Die Musik von Andreas Paragioudakis gab den Rhythmus vor und er sorgte auch dafür, dass nach dem Briefing ein Moment der Stille entstand, in dem sich die Teilnehmenden auf die dort präsentierten Fragen einlassen konnten. Bei der Nachbesprechung wurden erste Rückmeldungen zum eben Erlebten gesammelt, und die Begeisterung sprudelte nur so aus den Leuten heraus. Nach so viel Herzöffnung ganz unbekannten Menschen gegenüber entstand eine besondere Atmosphäre. Den Abschluss machte Bereichsleiter Harald Panzenböck, der etwas tiefer in die Arbeitsprojekte blicken ließ und auch die politischen Rahmenbedingungen beschrieb, um zu erläutern, wie der erste Arbeitsmarkt für Menschen mit Sprachbarrieren, gesundheitlichen Einschränkungen, einem gewissen Alter oder Suchtthematik wirklich aussieht. Was die Schaffung eines dauerhaften dritten Arbeitsmarktes bedeutet würde, erfuhren die Gäste aus erster Hand von den Leuten, die sich vor der neuerlichen Arbeitslosigkeit fürchteten, denn die AMS-Angebote der Arbeitsprojekte sind immer zeitlich begrenzt. Es gab im Anschluss bei Getränken und Pizza noch lange weiterführende Gespräche mit strahlenden Gesichtern und der Gewissheit, dass dieses Speak-Dating nicht das letzte war – die Sensibilisierung ist ein wesentlicher Aspekt in der Lobbyarbeit, die Kaplan Bonetti für die Menschen am Rand der Gesellschaft leistet.
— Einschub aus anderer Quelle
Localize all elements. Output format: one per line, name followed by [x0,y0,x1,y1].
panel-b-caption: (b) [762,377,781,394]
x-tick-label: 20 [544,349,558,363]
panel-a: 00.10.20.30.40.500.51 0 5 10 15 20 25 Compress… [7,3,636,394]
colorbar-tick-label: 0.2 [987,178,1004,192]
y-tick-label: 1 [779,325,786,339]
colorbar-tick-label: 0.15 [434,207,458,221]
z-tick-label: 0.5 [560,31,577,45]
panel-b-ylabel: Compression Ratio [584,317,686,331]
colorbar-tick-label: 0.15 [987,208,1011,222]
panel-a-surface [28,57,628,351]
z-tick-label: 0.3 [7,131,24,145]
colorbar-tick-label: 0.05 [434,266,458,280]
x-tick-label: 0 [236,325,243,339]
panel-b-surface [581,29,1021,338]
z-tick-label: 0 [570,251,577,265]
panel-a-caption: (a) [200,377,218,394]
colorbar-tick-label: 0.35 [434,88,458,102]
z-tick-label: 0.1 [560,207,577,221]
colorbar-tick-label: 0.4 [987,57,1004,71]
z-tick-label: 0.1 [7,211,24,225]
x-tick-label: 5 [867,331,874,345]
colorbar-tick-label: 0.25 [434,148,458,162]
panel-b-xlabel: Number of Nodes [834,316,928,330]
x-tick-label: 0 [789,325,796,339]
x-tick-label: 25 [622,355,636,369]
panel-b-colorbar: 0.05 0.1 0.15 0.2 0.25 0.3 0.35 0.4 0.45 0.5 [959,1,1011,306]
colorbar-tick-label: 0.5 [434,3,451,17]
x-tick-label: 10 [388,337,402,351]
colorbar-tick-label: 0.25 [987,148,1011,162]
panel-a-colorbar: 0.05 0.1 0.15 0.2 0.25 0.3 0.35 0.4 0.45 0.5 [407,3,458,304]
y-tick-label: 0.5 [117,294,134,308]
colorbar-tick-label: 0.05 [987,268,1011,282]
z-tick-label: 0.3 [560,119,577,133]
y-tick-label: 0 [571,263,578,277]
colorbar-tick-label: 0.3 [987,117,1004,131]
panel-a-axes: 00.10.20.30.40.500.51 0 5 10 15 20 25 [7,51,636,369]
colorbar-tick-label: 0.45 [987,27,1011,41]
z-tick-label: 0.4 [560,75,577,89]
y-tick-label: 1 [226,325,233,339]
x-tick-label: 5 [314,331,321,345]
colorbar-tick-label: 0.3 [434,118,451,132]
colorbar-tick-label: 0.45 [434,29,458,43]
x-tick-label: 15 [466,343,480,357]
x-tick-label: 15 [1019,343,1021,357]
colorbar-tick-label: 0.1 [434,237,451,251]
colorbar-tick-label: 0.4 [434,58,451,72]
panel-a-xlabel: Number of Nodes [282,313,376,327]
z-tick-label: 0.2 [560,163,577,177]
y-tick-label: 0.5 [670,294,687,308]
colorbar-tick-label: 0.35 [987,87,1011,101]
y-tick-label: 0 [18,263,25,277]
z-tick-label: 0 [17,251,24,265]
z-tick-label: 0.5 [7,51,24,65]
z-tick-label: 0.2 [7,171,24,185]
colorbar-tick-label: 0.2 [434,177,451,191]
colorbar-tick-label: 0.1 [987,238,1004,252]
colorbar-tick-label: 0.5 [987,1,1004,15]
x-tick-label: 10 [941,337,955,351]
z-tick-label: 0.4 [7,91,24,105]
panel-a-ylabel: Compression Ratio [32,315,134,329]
"Der Redebedarf war groß, fand ich."

 

"12 Minuten sind genau richtig, um danach beim Bier noch weiter zu reden, weil noch nicht alles gesagt wurde."

 

"Was für ein schönes Format!"

 

"Es ist so schwierig, eine Arbeit zu bekommen. Ich würde alles machen."

 

"Für mich ist arbeiten ein Ankommen bei sich selbst – ich möchte bei Bonetti bleiben können bis zur Pensionierung."

 

"Ich bin so dankbar, weil ich in einem Betrieb gelandet bin, in dem die Menschen gesehen werden."

 

"Was ich mitnehme ist, wie wichtig es ist, den Menschen eine Sprache zu geben – der Wert der Arbeit hat für mich einen neuen Stellenwert bekommen, weg von der Lohnarbeit. Arbeit gibt Lebenssinn und Struktur, die sind wichtiger als der Gehalt. Das war mir so nicht bewusst."

 

"Nach dem Gespräch dachte ich: Diese Leute sind schon echt zufrieden, weil alles halbwegs gut ausging. Vielleicht bin ich einfach notorisch unzufrieden, obwohl es mir so gut geht."

 

"Ich fühle mich gebraucht hier, und ich brauche die Arbeit."

 

"Arbeitszeit ist Lebenszeit – deshalb ist es wichtig, eine Tätigkeit mit Sinn zu machen."

 

"Man traut sich selbst nichts mehr zu – man glaubt nicht, dass man es kann und verkauft sich nicht gut."

 

"Ich habe so viel Neues erfahren – du erlebst Leute, mit denen du sonst nie ins Gespräch kommst."

 

"Arbeit ist mehr, als nur etwas zu erledigen. Wenn ich mich auf etwas einlasse, ist es auch Glück."

 

"Ich gehe jetzt mit diesen Fragen heim und stelle sie meinem Papa."

 

"Man ist nicht mehr Teil des Feierabend-Biers. Wenn du arbeitslos bist, hast du nichts zu erzählen, also gehst du da auch nicht mehr hin. Die haben wenig Verständnis für dich und für deine Sorgen – irgendwann ist auch die Garage aufgeräumt und der Tag wird lang."

 

"Mich selbst zu erleben war ebenfalls interessant – ich hätte nie gedacht, dass man so schnell mit einem Fremden in einen tiefen Austausch kommt. So kenne ich mich gar nicht."